In 1991, she appeared on the Comic Relief single performing "The Smile Song", the flipside to "The Stonk".
A UK number-one single for one week on 23 March 1991, the record was the UK's 22nd-best-selling single of the year. However, even though it was a joint-single, the UK singles chart compilers did not credit her with having number one hit, in a situation similar to the fate of BAD II's "Rush", the AA-side of the preceding number one, "Should I Stay or Should I Go" by The Clash.
She briefly returned to sketches for the 1992 Christmas Day special Victoria Wood's All Day Breakfast, and also branched out into children's animation, voicing all the characters for the CBBC series Puppydog Tales.
In April 1993, Wood began a seven-month tour of the UK. The 104-date tour broke box office records, including 15 sell out shows at London's Royal Albert Hall, and played to residencies in Sheffield, Birmingham, Plymouth, Bristol, Nottingham, Manchester, Leicester, Liverpool, Bournemouth, Oxford, Southampton, Newcastle, Glasgow, Edinburgh, Leeds and Hull.
The television film Pat and Margaret, starring Wood and Julie Walters as long-lost sisters with very different lifestyles, continued her return to stand-alone plays with a poignant undercurrent to the comedy.
On Christmas Day 1994, Wood starred in the one-off BBC 50-minute programme based on her 1993/94 stage show Victoria Wood: Live in Your Own Home. The special featured stand-up routines, character monologues and songs. An extended 80 minute version was released on VHS.
Wood went on a 68-date sell-out tour of the UK between May - October 1996, which played at venues in Leicester, Sheffield, Ipswich, Blackpool, Wolverhampton, Bradford, Newcastle, Bournemouth, Brighton, Nottingham, Oxford, Southend, Manchester and Cambridge. The tour culminated with another 15 sell-out shows at London's Royal Albert Hall in the autumn. The tour recommenced in April 1997 in Liverpool, also taking in Reading, Birmingham, Bristol, Halifax, Glasgow, Portsmouth, Edinburgh and Aberdeen. Wood then took the show to Australia and New Zealand during July and August.

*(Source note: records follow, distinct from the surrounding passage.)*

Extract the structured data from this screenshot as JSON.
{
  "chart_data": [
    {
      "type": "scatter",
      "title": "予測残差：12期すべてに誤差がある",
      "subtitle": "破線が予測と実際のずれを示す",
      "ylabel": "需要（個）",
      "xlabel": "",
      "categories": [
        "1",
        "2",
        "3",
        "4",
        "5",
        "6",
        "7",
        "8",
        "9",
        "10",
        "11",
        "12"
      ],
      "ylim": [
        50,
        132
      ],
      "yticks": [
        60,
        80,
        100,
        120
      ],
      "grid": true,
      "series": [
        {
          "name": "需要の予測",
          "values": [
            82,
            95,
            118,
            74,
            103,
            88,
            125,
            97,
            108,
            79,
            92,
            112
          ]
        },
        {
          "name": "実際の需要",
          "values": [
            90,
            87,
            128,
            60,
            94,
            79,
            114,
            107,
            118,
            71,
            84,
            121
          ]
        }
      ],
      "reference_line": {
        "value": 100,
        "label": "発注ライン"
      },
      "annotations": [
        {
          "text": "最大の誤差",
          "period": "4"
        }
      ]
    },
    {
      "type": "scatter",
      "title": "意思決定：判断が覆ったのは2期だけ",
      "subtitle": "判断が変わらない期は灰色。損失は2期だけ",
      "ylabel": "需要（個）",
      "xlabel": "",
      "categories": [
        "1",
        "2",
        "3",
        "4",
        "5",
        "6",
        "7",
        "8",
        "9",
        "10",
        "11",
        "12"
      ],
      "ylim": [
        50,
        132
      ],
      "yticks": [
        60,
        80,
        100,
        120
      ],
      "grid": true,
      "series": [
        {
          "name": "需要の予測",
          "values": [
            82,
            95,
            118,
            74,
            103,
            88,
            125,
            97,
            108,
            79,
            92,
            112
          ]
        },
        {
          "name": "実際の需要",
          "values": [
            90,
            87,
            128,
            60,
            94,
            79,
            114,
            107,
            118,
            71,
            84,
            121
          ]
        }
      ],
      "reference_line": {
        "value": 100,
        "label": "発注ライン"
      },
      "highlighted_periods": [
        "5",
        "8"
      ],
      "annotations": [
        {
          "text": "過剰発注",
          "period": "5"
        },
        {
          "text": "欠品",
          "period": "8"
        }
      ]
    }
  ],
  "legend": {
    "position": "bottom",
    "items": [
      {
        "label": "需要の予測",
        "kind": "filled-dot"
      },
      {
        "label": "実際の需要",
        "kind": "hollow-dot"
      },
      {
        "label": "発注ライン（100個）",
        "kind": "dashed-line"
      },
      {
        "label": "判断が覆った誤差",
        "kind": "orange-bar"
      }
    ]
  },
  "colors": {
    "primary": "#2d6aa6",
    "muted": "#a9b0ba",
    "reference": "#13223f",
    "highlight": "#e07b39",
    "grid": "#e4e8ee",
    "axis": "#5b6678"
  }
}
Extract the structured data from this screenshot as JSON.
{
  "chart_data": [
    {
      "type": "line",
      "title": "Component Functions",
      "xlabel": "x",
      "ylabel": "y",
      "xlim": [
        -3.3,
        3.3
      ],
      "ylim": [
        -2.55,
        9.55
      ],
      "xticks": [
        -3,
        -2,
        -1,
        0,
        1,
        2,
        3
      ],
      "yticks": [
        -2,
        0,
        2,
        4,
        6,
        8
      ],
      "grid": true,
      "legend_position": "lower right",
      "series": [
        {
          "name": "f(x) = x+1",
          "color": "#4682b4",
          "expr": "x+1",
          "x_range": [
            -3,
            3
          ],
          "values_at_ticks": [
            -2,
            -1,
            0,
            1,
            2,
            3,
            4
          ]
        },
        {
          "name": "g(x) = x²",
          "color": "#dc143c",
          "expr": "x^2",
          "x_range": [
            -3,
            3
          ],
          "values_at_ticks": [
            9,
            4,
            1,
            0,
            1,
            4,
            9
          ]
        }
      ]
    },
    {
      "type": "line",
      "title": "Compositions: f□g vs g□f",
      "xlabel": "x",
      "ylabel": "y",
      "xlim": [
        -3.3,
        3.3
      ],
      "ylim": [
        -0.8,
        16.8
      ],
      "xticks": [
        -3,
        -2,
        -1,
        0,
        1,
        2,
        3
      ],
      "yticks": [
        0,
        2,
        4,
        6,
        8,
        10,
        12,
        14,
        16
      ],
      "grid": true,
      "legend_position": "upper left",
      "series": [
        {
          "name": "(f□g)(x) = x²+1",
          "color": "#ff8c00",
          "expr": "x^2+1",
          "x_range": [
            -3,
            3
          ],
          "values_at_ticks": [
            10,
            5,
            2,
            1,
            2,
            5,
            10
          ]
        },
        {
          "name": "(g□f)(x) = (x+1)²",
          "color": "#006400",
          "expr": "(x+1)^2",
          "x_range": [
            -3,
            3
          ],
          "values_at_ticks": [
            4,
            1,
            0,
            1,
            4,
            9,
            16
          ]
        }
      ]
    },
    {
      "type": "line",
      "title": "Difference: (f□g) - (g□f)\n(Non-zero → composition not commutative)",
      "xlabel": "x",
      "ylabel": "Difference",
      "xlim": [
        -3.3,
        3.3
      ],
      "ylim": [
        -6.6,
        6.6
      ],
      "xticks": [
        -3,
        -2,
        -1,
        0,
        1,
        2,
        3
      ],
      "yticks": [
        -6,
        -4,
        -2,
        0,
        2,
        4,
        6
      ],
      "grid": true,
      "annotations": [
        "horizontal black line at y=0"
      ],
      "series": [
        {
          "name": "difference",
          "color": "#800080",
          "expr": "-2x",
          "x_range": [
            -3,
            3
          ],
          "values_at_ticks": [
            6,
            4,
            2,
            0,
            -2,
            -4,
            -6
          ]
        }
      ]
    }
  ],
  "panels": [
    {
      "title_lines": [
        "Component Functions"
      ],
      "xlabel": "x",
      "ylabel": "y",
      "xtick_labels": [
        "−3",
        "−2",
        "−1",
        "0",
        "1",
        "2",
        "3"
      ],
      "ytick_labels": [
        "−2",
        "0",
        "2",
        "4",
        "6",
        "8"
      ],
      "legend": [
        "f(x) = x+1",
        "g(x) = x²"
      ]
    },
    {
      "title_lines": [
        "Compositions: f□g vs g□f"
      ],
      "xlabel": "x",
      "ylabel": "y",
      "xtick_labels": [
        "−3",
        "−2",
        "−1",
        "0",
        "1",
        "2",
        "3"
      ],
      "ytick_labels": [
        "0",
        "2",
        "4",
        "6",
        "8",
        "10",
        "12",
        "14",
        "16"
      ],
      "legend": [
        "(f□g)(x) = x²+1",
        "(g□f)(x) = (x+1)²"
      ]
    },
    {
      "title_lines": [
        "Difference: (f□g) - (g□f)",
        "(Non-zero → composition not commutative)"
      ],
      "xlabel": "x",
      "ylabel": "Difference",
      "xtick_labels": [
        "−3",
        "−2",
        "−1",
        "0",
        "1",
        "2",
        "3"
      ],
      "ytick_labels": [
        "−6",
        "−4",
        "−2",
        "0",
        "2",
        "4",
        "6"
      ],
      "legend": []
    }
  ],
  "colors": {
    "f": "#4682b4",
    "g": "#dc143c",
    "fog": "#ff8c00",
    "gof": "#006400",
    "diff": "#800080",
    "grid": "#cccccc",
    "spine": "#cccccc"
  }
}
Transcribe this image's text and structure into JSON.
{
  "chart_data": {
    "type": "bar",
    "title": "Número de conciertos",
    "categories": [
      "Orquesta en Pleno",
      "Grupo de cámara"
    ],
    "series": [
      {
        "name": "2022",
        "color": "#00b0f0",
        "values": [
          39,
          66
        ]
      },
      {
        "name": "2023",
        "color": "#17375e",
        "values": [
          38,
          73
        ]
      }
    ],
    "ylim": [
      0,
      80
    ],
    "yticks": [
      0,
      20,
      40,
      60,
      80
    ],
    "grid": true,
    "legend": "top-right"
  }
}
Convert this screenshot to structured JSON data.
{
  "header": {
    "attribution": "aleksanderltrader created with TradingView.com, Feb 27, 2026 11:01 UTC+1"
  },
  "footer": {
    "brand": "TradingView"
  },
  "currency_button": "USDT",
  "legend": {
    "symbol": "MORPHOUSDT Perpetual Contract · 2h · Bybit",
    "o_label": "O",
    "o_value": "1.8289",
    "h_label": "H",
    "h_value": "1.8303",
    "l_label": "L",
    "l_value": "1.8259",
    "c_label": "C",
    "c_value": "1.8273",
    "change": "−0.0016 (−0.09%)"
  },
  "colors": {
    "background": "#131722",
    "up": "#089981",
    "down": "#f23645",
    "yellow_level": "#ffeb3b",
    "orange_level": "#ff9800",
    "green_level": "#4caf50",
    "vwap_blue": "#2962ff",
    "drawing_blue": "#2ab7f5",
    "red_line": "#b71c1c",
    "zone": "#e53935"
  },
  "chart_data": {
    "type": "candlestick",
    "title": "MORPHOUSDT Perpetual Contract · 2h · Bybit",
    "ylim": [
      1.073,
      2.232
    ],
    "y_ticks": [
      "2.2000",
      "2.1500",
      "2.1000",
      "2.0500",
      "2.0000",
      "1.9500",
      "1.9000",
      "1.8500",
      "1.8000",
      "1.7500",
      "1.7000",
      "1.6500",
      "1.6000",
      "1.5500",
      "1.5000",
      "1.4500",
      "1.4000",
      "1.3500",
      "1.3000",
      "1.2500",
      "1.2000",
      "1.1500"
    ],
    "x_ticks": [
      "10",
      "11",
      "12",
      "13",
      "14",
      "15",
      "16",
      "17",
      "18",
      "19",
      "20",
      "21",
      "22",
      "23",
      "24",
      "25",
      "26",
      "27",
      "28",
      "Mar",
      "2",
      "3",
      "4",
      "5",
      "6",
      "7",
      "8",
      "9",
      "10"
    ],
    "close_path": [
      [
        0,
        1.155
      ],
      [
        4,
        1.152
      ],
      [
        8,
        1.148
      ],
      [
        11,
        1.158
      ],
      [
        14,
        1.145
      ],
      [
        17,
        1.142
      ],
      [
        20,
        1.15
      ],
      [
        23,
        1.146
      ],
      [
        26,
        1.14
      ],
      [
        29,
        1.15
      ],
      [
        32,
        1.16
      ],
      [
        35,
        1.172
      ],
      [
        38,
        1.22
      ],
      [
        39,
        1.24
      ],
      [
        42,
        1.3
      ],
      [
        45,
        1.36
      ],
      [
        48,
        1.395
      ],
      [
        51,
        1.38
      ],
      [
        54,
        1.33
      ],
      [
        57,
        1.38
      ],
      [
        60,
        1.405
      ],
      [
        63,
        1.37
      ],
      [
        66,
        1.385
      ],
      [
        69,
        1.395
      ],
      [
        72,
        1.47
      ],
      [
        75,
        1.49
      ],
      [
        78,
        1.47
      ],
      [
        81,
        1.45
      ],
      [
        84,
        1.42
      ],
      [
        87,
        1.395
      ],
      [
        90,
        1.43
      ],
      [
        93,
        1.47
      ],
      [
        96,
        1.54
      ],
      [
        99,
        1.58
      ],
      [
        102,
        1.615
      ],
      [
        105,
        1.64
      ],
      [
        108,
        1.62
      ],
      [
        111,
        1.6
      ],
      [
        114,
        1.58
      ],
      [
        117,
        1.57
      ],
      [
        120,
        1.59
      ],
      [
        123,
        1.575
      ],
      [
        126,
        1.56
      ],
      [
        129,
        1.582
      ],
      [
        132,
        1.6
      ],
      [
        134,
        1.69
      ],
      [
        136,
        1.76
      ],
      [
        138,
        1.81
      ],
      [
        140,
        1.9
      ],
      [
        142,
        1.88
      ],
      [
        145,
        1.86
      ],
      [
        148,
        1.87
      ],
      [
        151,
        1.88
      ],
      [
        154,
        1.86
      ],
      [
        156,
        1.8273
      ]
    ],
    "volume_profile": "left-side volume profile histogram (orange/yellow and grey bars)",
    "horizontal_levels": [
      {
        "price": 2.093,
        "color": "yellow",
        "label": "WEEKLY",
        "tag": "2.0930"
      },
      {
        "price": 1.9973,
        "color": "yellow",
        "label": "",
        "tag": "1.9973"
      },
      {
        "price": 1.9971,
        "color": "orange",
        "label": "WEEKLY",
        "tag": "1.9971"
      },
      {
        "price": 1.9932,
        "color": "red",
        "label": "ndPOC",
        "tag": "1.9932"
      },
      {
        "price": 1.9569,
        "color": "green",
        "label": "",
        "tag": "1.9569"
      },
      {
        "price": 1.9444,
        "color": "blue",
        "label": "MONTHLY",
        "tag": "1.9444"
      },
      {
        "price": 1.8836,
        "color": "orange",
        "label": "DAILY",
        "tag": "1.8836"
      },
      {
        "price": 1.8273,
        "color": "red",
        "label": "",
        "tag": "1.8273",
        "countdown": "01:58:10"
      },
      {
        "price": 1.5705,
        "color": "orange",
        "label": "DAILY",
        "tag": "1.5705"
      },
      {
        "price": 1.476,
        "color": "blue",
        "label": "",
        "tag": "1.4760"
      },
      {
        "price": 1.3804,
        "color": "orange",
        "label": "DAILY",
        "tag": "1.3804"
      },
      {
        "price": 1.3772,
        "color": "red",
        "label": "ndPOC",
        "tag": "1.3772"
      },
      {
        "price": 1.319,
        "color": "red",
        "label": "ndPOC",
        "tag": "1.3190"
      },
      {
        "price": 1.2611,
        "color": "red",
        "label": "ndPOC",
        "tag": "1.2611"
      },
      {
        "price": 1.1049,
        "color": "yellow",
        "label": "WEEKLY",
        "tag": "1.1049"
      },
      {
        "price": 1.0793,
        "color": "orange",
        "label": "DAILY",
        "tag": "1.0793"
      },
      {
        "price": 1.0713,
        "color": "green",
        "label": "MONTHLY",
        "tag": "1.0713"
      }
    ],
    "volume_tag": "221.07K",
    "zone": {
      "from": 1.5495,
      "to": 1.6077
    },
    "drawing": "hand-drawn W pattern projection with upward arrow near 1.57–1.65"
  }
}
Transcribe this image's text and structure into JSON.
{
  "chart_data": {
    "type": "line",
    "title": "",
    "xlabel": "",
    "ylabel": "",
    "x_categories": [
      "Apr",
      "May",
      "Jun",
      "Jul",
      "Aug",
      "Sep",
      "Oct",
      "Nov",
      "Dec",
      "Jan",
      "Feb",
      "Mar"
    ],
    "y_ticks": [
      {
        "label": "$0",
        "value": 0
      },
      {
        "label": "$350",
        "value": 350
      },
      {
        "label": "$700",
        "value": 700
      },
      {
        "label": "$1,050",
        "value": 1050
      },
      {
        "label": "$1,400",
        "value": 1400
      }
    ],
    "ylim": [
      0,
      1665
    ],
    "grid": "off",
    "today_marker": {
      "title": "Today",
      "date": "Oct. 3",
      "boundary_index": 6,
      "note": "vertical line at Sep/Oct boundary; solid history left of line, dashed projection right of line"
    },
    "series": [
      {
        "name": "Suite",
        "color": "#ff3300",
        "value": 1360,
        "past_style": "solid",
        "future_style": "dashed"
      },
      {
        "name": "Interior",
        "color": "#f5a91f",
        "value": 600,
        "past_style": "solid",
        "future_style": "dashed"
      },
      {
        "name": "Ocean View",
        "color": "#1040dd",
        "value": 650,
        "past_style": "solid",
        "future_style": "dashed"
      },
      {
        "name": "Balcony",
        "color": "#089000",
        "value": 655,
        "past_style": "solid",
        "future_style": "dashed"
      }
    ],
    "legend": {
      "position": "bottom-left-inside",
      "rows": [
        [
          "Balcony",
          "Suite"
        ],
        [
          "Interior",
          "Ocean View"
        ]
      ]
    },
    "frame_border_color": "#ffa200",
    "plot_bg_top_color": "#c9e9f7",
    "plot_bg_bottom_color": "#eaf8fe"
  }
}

It was later released as Victoria Wood Live 1997 filmed at the High Wycombe Swan Theatre during the tours final shows in September.
In October 1997, Wood released a compilation of 14 of her songs titled Victoria Wood, Real Life The Songs.
Her first sitcom dinnerladies, continued her now established milieu of mostly female, mostly middle-aged characters depicted vividly and amusingly, but with a counterpoint of sadder themes.